Louisville civil rights leader prays alongside police for end to gun violence
LOUISVILLE, Ky. (WAVE) - After 112 homicides in less than seven months, a prominent civil rights figure appealed for unity to stop Louisville’s out-of-control gun violence.
“I want us to stop pointing our fingers at one another,” Reverend Charles Elliott Jr., the pastor of King Solomon Missionary Baptist Church, said. “Let’s unite together. We’ve got to get it done, y’all.”
The remarks followed a rally in the Algonquin neighborhood that included prayers for peace and a challenge to neighborhoods most affected by the city’s violence.
“Telling people we’ve got to come together,” Elliott said. “We can’t depend on the police to do it; it can’t be done with policing.
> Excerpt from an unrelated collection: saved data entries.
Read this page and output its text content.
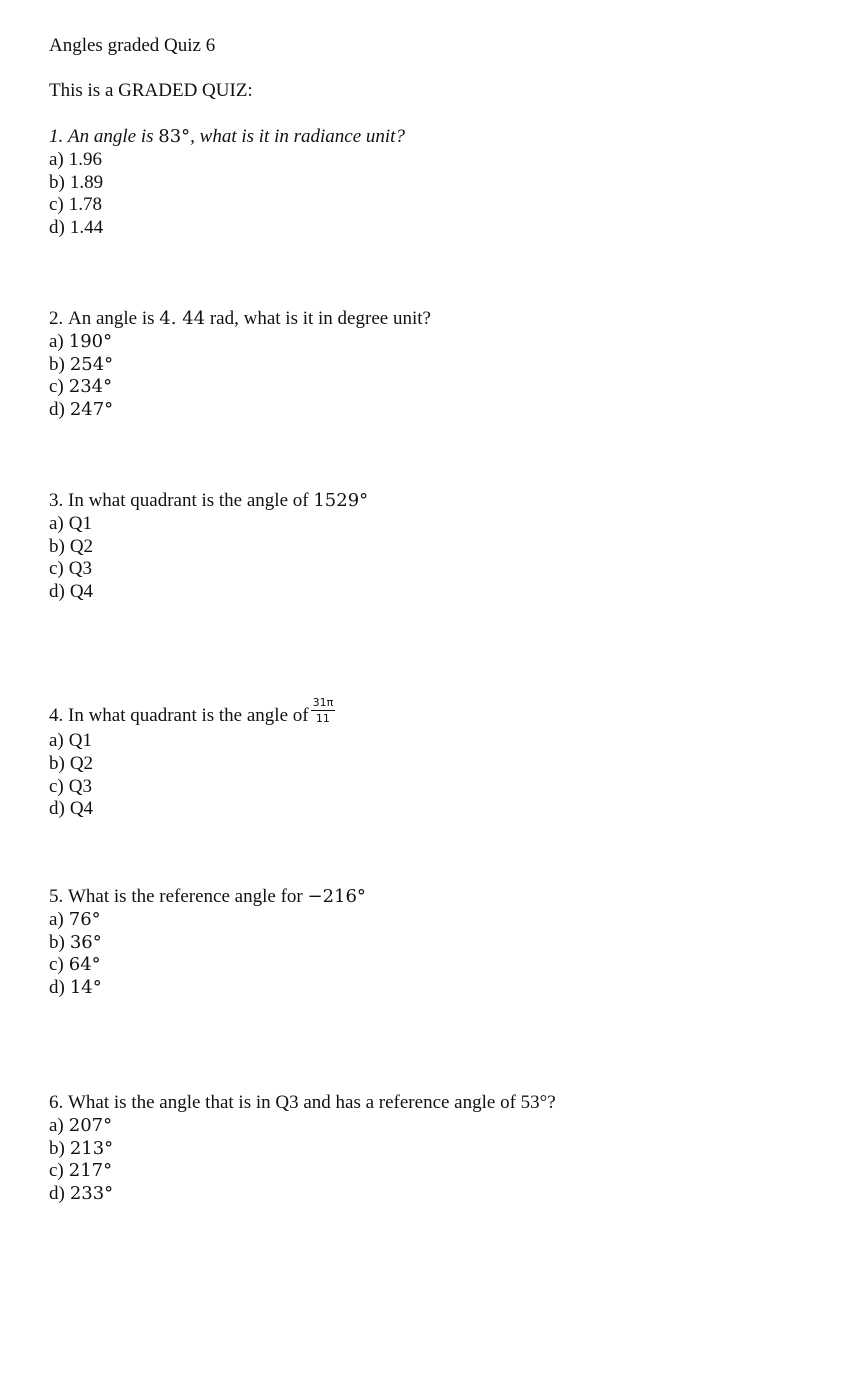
Angles graded Quiz 6
This is a GRADED QUIZ:
1.
An angle is
83° , what is it in radiance unit?
a) 1.96
b) 1.89
c) 1.78
d) 1.44
2.
An angle is
4. 44
rad, what is it in degree unit?
a) 190°
b) 254°
c) 234°
d) 247°
3.
In what quadrant is the angle of
1529°
a) Q1
b) Q2
c) Q3
d) Q4
4.
In what quadrant is the angle of $\frac{31\pi}{11}$
a) Q1
b) Q2
c) Q3
d) Q4
5.
What is the reference angle for
−216°
a) 76°
b) 36°
c) 64°
d) 14°
6.
What is the angle that is in Q3 and has a reference angle of 53°?
a) 207°
b) 213°
c) 217°
d) 233°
It’s going to be done with all of us coming together.”
Police have messed up across the country by the way they handle problems in communities in need, Louisville Metro Police Department Chief Erika Shields said.
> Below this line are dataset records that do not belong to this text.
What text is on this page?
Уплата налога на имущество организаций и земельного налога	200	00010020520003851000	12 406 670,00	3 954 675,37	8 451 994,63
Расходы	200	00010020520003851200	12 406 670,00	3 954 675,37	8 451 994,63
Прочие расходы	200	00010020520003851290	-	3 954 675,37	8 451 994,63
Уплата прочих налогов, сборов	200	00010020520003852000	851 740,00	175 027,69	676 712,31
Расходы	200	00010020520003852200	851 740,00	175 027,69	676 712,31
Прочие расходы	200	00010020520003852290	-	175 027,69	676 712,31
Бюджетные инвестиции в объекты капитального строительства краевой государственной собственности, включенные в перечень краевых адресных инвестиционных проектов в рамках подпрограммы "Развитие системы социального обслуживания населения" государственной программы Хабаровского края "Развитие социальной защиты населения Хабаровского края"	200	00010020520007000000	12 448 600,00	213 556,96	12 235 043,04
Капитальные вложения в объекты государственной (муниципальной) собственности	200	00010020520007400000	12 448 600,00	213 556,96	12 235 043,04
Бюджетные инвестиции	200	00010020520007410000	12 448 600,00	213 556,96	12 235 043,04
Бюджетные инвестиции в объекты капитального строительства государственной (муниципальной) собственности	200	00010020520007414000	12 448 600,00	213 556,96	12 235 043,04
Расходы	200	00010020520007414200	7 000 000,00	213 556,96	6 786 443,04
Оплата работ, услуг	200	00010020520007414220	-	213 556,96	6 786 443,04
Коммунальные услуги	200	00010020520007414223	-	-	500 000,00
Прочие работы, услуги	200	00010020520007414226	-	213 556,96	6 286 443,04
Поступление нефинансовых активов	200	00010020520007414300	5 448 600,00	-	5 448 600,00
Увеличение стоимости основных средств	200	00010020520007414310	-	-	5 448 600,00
“It’s imperative that the community has some level of trust in us if we’re going to get a handle on violent crime,” Shields said. “We need to be there for them. Like I said, it’s not enough that we just show up when there’s a homicide.”
After the killing of two teenage girls in two separate shootings on the same street, Shields and officers from the LMPD 2nd Division went door to door last week reassuring residents and asking for the community’s help. It’s a now familiar theme in the department’s new approach to communities most impacted by violence.
“This is our city,” Major Steve Healey said, “and we all live here. This is how we all come together and fix it. We do it together.”